Just a few weeks ago, I sat staring at my TV screen, anxiously awaiting the results of the 2012 presidential election. Flipping periodically through the channels, I watched Fox News as Bill O’Reilly rationalized exit poll results, lamenting: “It’s a changing country. The demographics are changing. It’s not a traditional America anymore. … The white establishment is now the minority.”

Knowing Fox News’ and O’Reilly’s ideologies, this sentiment was not terribly surprising. However, this week, as I sat staring at a movie screen, anxiously awaiting James Bond’s latest exploits, I was shocked to realize the film’s message was nearly the same as O’Reilly’s.

Throughout the movie, Bond fights against change: his aging body, new technology, shifting roles of women in society and the workplace and the changing demographics of the film’s Anglo-American world. (While Bond is obviously a British franchise, the film had an American-owned production company, two American distributors, an American writer, American producers and a director whose first feature film was American Beauty.)

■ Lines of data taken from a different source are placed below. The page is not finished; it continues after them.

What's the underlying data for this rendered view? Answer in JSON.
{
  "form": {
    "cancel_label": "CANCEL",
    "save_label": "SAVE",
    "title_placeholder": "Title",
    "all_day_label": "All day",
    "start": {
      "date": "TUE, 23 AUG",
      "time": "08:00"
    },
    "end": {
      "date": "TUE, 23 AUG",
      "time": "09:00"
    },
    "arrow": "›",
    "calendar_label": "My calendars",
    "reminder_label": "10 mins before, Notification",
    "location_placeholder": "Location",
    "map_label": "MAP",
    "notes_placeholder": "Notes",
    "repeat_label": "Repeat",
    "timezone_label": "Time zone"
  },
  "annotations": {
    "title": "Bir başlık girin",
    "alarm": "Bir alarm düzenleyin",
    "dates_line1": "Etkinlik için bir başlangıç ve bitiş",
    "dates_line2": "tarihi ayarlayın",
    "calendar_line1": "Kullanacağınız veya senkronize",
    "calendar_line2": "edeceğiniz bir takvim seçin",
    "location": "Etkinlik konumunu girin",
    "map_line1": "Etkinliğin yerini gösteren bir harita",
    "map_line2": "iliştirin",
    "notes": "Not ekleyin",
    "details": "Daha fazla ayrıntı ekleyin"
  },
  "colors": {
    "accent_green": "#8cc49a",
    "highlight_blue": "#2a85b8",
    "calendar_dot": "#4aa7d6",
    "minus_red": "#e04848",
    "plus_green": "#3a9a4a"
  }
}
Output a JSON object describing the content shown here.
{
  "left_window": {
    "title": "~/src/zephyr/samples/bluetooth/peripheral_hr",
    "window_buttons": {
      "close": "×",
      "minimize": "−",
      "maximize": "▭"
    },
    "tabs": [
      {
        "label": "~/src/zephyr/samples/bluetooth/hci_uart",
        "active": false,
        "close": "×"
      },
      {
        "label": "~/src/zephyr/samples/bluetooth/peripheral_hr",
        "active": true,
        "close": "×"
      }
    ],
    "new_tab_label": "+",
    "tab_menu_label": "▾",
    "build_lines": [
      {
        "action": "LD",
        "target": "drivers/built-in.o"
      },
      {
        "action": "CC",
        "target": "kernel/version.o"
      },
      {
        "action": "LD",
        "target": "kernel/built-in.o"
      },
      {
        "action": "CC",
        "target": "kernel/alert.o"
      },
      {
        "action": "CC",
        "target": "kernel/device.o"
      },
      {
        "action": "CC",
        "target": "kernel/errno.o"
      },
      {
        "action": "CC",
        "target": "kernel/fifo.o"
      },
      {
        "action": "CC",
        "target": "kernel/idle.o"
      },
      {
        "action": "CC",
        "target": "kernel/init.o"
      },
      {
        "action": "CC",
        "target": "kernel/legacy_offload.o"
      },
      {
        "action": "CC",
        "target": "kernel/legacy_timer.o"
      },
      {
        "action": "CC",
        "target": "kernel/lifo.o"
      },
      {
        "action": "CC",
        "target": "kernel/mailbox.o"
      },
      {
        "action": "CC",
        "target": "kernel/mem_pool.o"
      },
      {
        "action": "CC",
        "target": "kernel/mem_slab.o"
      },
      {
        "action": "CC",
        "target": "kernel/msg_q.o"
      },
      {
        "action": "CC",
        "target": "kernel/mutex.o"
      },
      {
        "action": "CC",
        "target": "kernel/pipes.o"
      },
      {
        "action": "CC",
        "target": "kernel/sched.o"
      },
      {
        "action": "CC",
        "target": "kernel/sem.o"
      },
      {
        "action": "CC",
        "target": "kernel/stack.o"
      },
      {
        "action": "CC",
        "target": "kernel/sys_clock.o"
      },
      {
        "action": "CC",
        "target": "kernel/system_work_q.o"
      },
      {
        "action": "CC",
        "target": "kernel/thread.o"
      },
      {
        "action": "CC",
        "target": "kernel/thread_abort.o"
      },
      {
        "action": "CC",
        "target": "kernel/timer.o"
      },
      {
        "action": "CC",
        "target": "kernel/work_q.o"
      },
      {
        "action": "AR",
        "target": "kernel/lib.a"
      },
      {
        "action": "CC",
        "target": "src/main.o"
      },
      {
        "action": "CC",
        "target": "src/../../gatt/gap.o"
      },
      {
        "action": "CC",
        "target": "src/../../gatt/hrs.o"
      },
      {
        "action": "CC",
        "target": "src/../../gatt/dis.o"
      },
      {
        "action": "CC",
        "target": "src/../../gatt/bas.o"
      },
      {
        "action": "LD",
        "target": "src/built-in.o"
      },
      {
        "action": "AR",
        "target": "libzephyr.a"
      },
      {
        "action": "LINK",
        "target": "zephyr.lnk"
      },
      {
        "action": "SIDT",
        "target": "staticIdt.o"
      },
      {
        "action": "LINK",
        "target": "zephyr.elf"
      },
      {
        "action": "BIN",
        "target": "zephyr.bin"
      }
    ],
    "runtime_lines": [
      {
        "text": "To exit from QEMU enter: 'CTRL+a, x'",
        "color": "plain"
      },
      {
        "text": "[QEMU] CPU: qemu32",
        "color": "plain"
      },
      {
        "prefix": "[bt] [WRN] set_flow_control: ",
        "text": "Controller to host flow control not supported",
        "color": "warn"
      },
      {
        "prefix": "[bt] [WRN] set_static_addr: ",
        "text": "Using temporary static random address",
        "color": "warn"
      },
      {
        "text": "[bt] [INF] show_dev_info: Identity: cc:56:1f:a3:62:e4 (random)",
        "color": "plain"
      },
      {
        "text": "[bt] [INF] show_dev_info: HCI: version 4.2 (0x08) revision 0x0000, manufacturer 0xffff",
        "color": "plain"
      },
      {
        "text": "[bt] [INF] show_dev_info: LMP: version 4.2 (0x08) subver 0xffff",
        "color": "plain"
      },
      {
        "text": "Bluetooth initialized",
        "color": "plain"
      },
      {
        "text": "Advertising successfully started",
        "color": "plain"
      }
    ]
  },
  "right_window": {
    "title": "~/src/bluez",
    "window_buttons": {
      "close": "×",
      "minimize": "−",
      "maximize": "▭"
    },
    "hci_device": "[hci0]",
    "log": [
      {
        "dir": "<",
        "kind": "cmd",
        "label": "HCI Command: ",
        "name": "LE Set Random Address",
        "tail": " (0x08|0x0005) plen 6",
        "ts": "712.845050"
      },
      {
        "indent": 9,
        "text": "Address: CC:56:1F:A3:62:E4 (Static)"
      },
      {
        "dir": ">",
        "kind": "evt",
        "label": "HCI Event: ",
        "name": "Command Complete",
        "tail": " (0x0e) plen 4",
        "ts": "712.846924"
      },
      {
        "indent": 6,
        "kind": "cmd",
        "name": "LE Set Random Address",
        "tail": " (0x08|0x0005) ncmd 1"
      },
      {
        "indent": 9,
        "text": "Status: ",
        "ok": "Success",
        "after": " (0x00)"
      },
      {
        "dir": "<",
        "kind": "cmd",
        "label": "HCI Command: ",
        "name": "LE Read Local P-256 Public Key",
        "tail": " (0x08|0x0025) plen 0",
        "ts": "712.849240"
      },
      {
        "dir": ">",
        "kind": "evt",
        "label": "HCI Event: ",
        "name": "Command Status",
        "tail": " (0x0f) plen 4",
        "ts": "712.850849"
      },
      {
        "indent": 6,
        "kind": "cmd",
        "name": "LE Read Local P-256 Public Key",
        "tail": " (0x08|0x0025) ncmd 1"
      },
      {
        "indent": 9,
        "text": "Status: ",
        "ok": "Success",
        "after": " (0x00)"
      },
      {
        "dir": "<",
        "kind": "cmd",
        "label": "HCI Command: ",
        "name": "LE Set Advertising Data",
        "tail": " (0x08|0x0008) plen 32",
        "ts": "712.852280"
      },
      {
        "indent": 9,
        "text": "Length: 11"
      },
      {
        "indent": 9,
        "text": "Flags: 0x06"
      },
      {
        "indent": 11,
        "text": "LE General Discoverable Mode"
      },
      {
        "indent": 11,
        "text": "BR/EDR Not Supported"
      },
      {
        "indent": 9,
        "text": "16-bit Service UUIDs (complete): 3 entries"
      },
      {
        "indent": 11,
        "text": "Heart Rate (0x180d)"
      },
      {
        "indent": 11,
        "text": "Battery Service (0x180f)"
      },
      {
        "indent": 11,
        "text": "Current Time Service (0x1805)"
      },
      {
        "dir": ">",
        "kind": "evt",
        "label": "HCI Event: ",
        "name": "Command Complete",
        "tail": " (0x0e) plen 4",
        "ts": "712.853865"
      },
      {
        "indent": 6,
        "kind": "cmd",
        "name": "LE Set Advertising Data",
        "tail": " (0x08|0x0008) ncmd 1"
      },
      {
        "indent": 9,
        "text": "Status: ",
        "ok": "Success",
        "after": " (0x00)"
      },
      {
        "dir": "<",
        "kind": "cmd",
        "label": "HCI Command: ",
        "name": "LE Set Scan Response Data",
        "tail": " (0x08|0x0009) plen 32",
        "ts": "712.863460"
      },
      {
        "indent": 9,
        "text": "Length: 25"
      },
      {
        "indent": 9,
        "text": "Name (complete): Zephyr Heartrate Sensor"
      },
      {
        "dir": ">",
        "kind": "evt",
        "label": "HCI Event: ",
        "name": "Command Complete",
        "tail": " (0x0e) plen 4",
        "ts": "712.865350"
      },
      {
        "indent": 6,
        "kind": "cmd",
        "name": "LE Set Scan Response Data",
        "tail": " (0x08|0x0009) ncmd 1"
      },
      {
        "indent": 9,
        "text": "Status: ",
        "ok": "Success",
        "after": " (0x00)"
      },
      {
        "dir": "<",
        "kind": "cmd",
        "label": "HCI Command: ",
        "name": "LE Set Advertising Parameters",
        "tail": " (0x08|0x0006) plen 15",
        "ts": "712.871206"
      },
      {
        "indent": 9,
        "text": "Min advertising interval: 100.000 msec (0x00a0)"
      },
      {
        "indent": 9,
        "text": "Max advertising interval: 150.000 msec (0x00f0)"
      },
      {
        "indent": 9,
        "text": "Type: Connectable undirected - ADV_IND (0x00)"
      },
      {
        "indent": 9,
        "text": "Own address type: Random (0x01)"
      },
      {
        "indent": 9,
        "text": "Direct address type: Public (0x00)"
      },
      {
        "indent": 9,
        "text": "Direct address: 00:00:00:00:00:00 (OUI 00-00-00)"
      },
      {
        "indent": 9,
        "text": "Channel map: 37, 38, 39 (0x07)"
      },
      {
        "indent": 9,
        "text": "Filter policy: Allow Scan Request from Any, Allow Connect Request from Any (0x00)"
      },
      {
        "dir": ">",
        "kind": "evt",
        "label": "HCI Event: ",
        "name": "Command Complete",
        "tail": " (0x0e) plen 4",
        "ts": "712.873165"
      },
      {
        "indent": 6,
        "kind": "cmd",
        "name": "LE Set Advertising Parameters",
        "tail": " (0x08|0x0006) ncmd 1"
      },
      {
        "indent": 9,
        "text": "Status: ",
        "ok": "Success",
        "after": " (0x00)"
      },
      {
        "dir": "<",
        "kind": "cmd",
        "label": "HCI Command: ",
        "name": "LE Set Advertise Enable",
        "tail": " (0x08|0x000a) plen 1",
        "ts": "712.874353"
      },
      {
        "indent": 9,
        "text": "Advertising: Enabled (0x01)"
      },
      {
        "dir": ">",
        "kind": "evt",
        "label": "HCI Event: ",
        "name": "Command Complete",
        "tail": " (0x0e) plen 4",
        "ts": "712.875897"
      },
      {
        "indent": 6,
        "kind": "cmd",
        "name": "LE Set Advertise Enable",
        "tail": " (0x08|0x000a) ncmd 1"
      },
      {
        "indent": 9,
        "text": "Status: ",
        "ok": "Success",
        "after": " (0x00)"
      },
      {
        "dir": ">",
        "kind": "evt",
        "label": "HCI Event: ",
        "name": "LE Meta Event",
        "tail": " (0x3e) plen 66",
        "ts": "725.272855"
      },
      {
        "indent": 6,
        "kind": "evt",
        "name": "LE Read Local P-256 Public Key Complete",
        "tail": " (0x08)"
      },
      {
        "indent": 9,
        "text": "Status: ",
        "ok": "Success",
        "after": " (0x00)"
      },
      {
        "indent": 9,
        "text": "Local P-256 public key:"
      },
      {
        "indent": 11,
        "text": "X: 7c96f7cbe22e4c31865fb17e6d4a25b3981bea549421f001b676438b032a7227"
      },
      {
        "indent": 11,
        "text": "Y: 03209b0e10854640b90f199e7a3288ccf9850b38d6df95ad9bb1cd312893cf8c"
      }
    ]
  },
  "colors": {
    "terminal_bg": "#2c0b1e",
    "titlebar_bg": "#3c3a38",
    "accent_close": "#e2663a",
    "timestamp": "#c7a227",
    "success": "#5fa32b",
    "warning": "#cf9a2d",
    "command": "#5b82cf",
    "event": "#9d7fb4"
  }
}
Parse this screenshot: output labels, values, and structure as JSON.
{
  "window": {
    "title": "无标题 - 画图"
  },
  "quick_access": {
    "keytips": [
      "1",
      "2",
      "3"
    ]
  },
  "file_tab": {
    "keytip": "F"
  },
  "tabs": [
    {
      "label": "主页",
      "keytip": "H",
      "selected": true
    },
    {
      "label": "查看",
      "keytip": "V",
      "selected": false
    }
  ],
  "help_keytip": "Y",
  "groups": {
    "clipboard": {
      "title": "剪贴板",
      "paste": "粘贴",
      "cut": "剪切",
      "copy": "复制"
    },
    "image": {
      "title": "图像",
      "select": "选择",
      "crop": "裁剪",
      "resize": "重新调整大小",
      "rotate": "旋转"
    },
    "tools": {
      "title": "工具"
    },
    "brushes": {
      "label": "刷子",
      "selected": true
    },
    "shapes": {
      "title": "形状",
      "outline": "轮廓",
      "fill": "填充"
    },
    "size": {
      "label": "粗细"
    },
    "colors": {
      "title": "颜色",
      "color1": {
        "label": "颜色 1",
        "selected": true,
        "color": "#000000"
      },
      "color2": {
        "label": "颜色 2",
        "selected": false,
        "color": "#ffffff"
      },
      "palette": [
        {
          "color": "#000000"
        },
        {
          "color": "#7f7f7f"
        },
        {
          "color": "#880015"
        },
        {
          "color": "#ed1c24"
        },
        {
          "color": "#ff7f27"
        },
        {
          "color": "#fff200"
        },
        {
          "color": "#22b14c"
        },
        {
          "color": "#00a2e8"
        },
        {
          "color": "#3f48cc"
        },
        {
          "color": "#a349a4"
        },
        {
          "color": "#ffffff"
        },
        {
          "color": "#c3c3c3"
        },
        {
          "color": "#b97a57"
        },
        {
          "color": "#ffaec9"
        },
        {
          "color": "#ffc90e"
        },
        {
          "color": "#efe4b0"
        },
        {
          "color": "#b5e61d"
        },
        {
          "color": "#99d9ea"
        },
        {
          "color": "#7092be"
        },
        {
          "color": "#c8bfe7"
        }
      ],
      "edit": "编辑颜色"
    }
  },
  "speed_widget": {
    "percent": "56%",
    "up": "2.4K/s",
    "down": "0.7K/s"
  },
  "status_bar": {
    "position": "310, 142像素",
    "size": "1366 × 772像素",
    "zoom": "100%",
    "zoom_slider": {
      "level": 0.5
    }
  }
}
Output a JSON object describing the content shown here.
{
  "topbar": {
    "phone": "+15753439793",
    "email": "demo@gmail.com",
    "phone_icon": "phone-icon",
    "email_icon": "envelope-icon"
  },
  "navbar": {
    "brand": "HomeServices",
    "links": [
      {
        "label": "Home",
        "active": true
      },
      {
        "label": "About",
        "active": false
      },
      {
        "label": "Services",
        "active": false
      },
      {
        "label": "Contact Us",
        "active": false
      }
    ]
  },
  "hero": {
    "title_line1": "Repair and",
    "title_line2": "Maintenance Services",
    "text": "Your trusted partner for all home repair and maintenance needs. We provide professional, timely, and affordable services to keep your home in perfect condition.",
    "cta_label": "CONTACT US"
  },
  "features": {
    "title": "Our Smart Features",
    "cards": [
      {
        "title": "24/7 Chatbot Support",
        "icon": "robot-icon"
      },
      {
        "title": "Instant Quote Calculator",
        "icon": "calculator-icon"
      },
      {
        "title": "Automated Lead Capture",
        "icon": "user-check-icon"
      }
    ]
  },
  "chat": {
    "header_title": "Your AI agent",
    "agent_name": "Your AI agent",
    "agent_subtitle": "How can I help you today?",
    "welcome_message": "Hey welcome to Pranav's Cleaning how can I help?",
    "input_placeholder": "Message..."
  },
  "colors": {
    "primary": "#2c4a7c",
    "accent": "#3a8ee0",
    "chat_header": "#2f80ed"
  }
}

The movie is obsessed with proving “the old way is better” and rejects encroaching challenges to “traditional” worldviews. Skyfall rejects fancy-schmancy technology such as computers and shames the new Q, a software wunderkind. As Bond informs the young Q, “Youth is no guarantee of innovation.”

Skyfall rejects the idea of women having equal status in the workplace. At the beginning of the film, Bond works with a female field agent and under a female MI6 director. By the end of the narrative, the director has been killed off — replaced by a man — and the field agent has been demoted to a secretary position.

And Skyfall rejects homosexuality and minorities in the same breath, portraying the arch villain, Raoul Silva, as a deranged Hispanic computer hacker. (A minor villain is ostensibly Arab and hostile fighters are largely Asian or black.) Silva has both inner and outer deformities. On the outside, Silva’s face and jaw are disfigured by a botched suicide attempt. On the inside, Silva is both gay and a crazy murderer. But since the villain is the only gay character in the film, these two traits are presented as synonymous.

At the end of the movie, Bond and the “old way,” symbolized by his aging childhood manor, are literally under siege by a largely nonwhite army of cyberterrorists. As if this metaphor wasn’t heavy-handed enough, the finale is dragged out into a nearby church — the oldest “old way” in the book — where Silva is killed, and, presumably, sent straight to hell.

Just before the credits roll, we see Bond on a rooftop with the red, white and blue Union Jack unfurling behind him. “Don’t worry,” the film seems to say. “Bond is here to protect traditional Anglo-Americans from the scary minorities.”

I often hear pundits on Fox News complain about the liberal messages Hollywood sends to kids. But I wonder how they felt watching Skyfall. For a second there, I thought someone was projecting Fox News in the movie theater.